Tokenization-wise encoding #287

Closed hynky1999 closed 2 months ago

hynky1999 commented 2 months ago

What does this implement/fix? Explain your changes.

This PR adds new way to do tokenization.

NathanHB commented 2 months ago

Thanks for the PR, looks great :)

The input parsing for models is really scary to me, very easy to make a mistake imo. I think we do have some shared interface (batch_size, add_bos_token, tokenizer....) for most of the inference models. Would be nice to refactor in the future and have something like TokensLightevalModel and TextLightevalModel (if we allow closed models in future, we won't be the ones doing the batching/tokenization). Won't be doing that in this PR for sure.

What do you mean by in put parsing interface ?

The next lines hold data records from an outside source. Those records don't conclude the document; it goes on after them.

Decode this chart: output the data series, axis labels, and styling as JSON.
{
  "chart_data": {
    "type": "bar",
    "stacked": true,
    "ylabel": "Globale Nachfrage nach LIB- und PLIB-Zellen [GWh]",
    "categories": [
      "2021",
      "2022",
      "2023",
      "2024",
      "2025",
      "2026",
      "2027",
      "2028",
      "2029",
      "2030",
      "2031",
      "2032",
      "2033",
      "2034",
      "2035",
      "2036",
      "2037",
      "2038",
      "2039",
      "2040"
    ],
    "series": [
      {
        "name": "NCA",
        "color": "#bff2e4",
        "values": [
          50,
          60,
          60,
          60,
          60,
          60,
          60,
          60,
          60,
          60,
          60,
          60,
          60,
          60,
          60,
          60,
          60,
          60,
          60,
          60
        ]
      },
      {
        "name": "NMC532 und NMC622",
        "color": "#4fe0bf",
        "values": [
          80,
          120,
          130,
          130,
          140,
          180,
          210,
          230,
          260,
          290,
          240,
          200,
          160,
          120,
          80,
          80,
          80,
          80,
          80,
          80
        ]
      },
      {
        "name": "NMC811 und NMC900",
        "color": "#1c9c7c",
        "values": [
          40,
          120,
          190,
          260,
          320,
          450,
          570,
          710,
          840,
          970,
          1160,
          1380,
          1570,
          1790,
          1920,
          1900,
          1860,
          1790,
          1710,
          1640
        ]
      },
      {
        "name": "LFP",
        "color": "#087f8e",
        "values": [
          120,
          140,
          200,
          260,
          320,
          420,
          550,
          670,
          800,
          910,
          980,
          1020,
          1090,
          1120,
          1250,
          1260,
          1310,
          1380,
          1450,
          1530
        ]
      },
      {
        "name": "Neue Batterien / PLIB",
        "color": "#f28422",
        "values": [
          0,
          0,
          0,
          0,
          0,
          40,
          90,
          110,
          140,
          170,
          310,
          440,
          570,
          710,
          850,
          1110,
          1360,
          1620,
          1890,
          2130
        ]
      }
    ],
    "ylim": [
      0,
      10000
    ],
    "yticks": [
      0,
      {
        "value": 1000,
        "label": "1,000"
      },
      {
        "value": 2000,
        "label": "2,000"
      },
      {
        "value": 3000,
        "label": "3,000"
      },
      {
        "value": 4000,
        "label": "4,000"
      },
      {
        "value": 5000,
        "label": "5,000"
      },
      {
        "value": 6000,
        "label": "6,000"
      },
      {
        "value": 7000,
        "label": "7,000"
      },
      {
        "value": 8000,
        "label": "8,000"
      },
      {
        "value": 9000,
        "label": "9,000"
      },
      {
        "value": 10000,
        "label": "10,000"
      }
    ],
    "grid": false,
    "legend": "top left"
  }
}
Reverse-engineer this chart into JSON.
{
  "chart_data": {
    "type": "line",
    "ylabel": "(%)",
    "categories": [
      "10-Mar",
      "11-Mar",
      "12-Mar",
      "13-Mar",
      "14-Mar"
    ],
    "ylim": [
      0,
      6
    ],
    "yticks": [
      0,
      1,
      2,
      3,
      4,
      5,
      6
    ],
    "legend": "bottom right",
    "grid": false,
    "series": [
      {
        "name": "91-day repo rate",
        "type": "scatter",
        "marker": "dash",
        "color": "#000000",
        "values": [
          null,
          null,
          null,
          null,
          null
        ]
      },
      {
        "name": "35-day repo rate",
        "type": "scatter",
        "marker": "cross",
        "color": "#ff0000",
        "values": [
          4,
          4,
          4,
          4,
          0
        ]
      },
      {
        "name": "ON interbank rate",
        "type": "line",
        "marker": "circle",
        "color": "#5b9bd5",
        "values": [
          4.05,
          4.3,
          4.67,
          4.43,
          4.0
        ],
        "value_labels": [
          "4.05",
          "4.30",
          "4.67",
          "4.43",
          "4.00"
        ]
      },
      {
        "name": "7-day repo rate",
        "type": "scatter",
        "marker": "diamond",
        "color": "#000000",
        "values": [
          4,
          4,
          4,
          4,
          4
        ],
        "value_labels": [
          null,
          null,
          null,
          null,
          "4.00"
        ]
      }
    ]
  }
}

hynky1999 commented 2 months ago

Pretty much this fc: https://github.com/huggingface/lighteval/blob/config_templates/src/lighteval/models/model_config.py#L288

I find it scary, because if one is adding a new args/new model configs there is no reference config, pretty much we access everything through untyped dict access. And we actually do have such configs, it's all those XConfig classes. But we can't directly parse into them because they are flattened as I think first the CLI interface was introduced and then the .yaml configs were added.

Having hierarchical config as reference is really nice because:

  1. It's super easy to document (you literally just reference the dataclass, and don't need to update docs manually)
  2. you get nice error code, when you use incorrect config (because the whatever library you use it does that for you)
  3. Enforcing required keys and defaults is much more easier.
  4. We could actually merge nanotron config and accelerate worklow together, as nanotron would be yet another model config
  5. You can share some common stuff between the configs (Generation args etc...)

Now the reason why we use flattened configs is likely because CLI interface right ? I think it would make sense to either:

  1. If one uses cli they can use hierarchical args using . syntax. E.g. 'model=pretrained, model.name=llama'
  2. Make the cli interface minimal and parse it into the hierachical config

It's not a feature, but thing that will make maintaining much easier imo so doesn't have much priority.

NathanHB commented 2 months ago

I see ! I agree with you, I recently added vllm models and it has different configs than base models, our current system is hard to document and clunky for users. I like the idea of having: model=pretrained, model.name=llama in the cli but it would make the cli command much longer to type.

What do you mean by: "Make the cli interface minimal and parse it into the hierachical config" ?

hynky1999 commented 2 months ago

I see ! I agree with you, I recently added vllm models and it has different configs than base models, our current system is hard to document and clunky for users. I like the idea of having: model=pretrained, model.name=llama in the cli but it would make the cli command much longer to type.

What do you mean by: "Make the cli interface minimal and parse it into the hierachical config" ?

  1. We would select minimal usable interface for each model (e.g. for pretrained it could be just name) and only parse that from cli, this makes it a bit easier to maintain
  2. We change the flatten config to hierarchical, so that we can re-use stuff

I like the first method more tho